Our friend and colleague Harry Hatry has long insisted that data is far more valuable when it’s disaggregated. In a January 2022 paper for the Urban Institute which we were honored to co-author with him, he maintained that performance data is particularly useful when you “compare the outcome values broken out (disaggregated) by demographic characteristics (e.g., by age group, race/ethnicity, gender, education level, and location—such as neighborhood, state, or other geographical location).”
Much more recently, Michael Jacobson, director of Performance and Strategy at the King County Office of Performance Strategy and Budgets pointed us to an adage he once heard: "Aggregate to communicate and disaggregate to manage."
These lessons are brought into start relief by a just released report by the Census Bureau that will stop us from ever thinking that the median population of states is a truly meaningful figure. The title of the report gets right to the point: "New Census Bureau Visualization Shows Broad Variations in Age."
Consider Florida. Its median age in 2021 was 42.7, somewhat higher than next-door neighbor Georgia with a median age of 37.5. But does this mean that all of Florida is a place where retirees tend to go for low taxes and sunny weather? Not really, if you visit Leon County, with a population approaching 300,000. That county, home to the state capital, appropriately named for explorer Ponce de Leon, who is said to have sought the Fountain of Youth, has a median age of 32.1.
By wild contrast, Sumter County, Florida, has a median age of 68.3, the highest of any county in the country. No surprise there. Sumter County is effectively little more than the home of The Villages, a master-planned age-restricted community with 130,000 people and virtually no children.
Florida is not unusual, as the Census Bureau points out. Median ages ranged from county to county in practically every state. South Dakota, for example, had an extremely low median age of 23.0 in tiny Todd County, primarily home to Native Americans compared to 56.3 in Custer County.

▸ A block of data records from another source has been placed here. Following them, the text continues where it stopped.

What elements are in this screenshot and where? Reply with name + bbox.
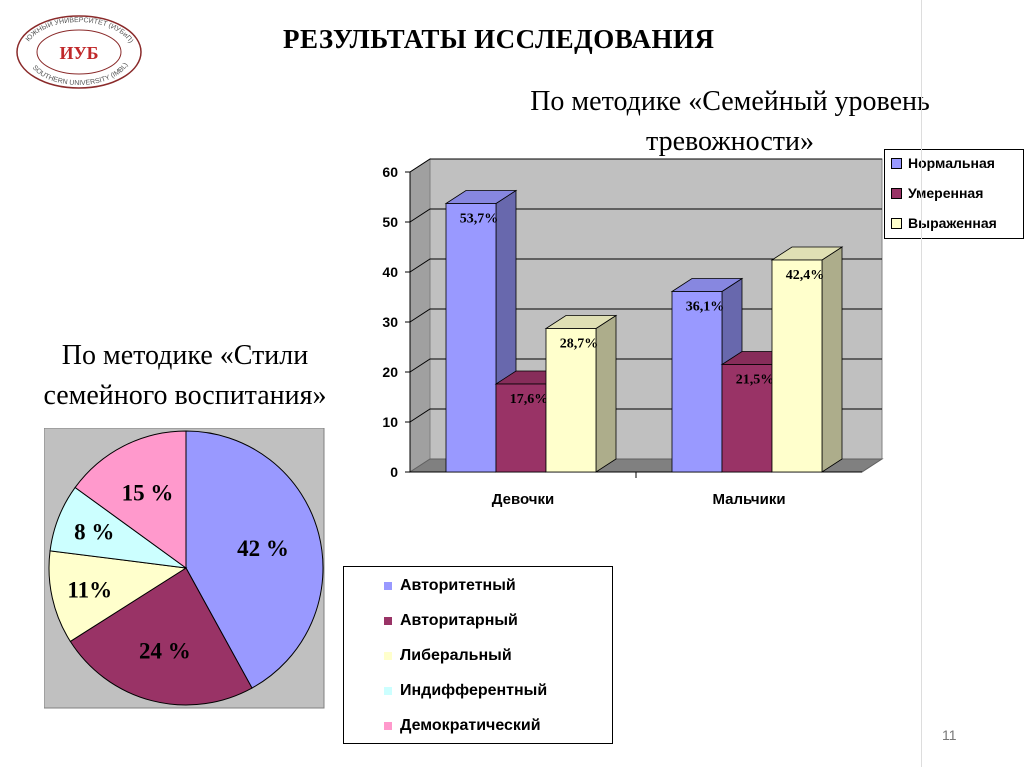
pie-data-label: 24 % xyxy=(139,638,191,663)
bar-data-label: 28,7% xyxy=(560,337,599,352)
pie-slice-authoritarian xyxy=(69,567,253,706)
legend-item-expressed: Выраженная xyxy=(891,212,997,234)
page-number: 11 xyxy=(942,727,957,743)
legend-item-moderate: Умеренная xyxy=(891,182,983,204)
page-title: РЕЗУЛЬТАТЫ ИССЛЕДОВАНИЯ xyxy=(283,24,715,54)
legend-item-democratic: Демократический xyxy=(384,715,541,737)
svg-text:ЮЖНЫЙ УНИВЕРСИТЕТ (ИУБиП): ЮЖНЫЙ УНИВЕРСИТЕТ (ИУБиП) xyxy=(25,17,134,45)
x-category-label: Девочки xyxy=(492,491,554,508)
pie-data-label: 8 % xyxy=(74,520,114,545)
bar-data-label: 36,1% xyxy=(686,300,725,315)
bar-data-label: 17,6% xyxy=(510,392,549,407)
gridline xyxy=(409,158,882,173)
pie-slice-authoritative xyxy=(185,430,324,689)
y-tick-label: 40 xyxy=(382,264,398,280)
bar-data-label: 42,4% xyxy=(786,268,825,283)
y-tick-label: 60 xyxy=(382,164,398,180)
bar-data-label: 53,7% xyxy=(460,212,499,227)
y-tick-label: 10 xyxy=(382,414,398,430)
bar-chart-caption: По методике «Семейный уровень тревожност… xyxy=(530,86,930,157)
y-tick-label: 50 xyxy=(382,214,398,230)
legend-item-authoritarian: Авторитарный xyxy=(384,610,518,632)
logo-mark: ИУБ xyxy=(59,43,98,63)
legend-item-normal: Нормальная xyxy=(891,152,995,174)
legend-item-authoritative: Авторитетный xyxy=(384,575,516,597)
pie-chart-legend: Авторитетный Авторитарный Либеральный Ин… xyxy=(343,566,613,744)
pie-data-label: 42 % xyxy=(237,536,289,561)
legend-item-indifferent: Индифферентный xyxy=(384,680,547,702)
university-logo: ЮЖНЫЙ УНИВЕРСИТЕТ (ИУБиП) SOUTHERN UNIVE… xyxy=(16,15,142,89)
bar-expressed-1 xyxy=(770,246,844,473)
y-tick-label: 20 xyxy=(382,364,398,380)
bar-data-label: 21,5% xyxy=(736,373,775,388)
x-category-label: Мальчики xyxy=(712,491,785,508)
bar-expressed-0 xyxy=(544,314,618,473)
pie-slice-democratic xyxy=(74,430,187,569)
bar-chart-legend: Нормальная Умеренная Выраженная xyxy=(884,149,1024,239)
pie-slice-liberal xyxy=(48,550,188,643)
pie-data-label: 11% xyxy=(67,578,112,603)
legend-item-liberal: Либеральный xyxy=(384,645,512,667)
gridline xyxy=(409,258,882,273)
y-tick-label: 0 xyxy=(390,464,398,480)
slide-divider-line xyxy=(921,0,922,767)
pie-chart-caption: По методике «Стили семейного воспитания» xyxy=(43,340,327,411)
bar-chart: 0 10 20 30 40 50 60 53,7% 17,6% 28,7% Девочки 36,1%… xyxy=(382,158,884,508)
pie-chart: 42 % 24 % 11% 8 % 15 % xyxy=(44,428,325,709)
y-tick-label: 30 xyxy=(382,314,398,330)
pie-data-label: 15 % xyxy=(122,480,174,505)
gridline xyxy=(409,208,882,223)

These age ranges are of consequence for a number of reasons. For example, when states distribute finances to counties based on their total populations, it might be wise for them to take the individual counties’ median ages into account. Consider the funding that went out to counties to help them deal with Covid vaccinations, particularly in the early days of the pandemic. Given the greater likelihood of hospitalizations and deaths among older people, it would have made simple sense to look at these disaggregated figures and spend more in the counties with higher median ages.
Lumping people together into any monolith is often misleading, and age is only one example. A couple of months ago, Laura Zhang Choi, a Warren County school-board member testified to New Jersey legislators that the state would be well served by breaking down the component parts of New Jersey’s Asian American residents, according to an article in Verve Times.
She pointed the legislators to New York City as a powerful example, and according to the article she told the legislators that, “about 11% of city residents suffer from diabetes, and the rate among Asian Americans is roughly the same at 12%. But a deeper look showed an alarming figure for Indian Americans, nearly double the city average at 21%. That information disappeared when all Asian ethnicities were lumped together.”
The importance of disaggregation – for many other factors – was clearly spelled out in a recent podcast featuring Amy O’Hara, Research Professor in the Massive Data Institute at Georgetown’s McCourt School of Public Policy.
As she explained, “When we think about the way that our communities are reflected in data, the biggest regular data collection is a decennial census. Every 10 years information is pulled together about every single resident in the United States. And for that information, in order to do apportionment, you say, how many humans are there in the U.S. and that’s adequate for that purpose.
“But then, you really want to start breaking it down. What are the characteristics of these people? How many are male? How many are female? How many are old? How many are young? And you get these disaggregations of the data that were collected. The aggregate information is useful, but depending on what your policy question is, it’s not going to be useful enough.”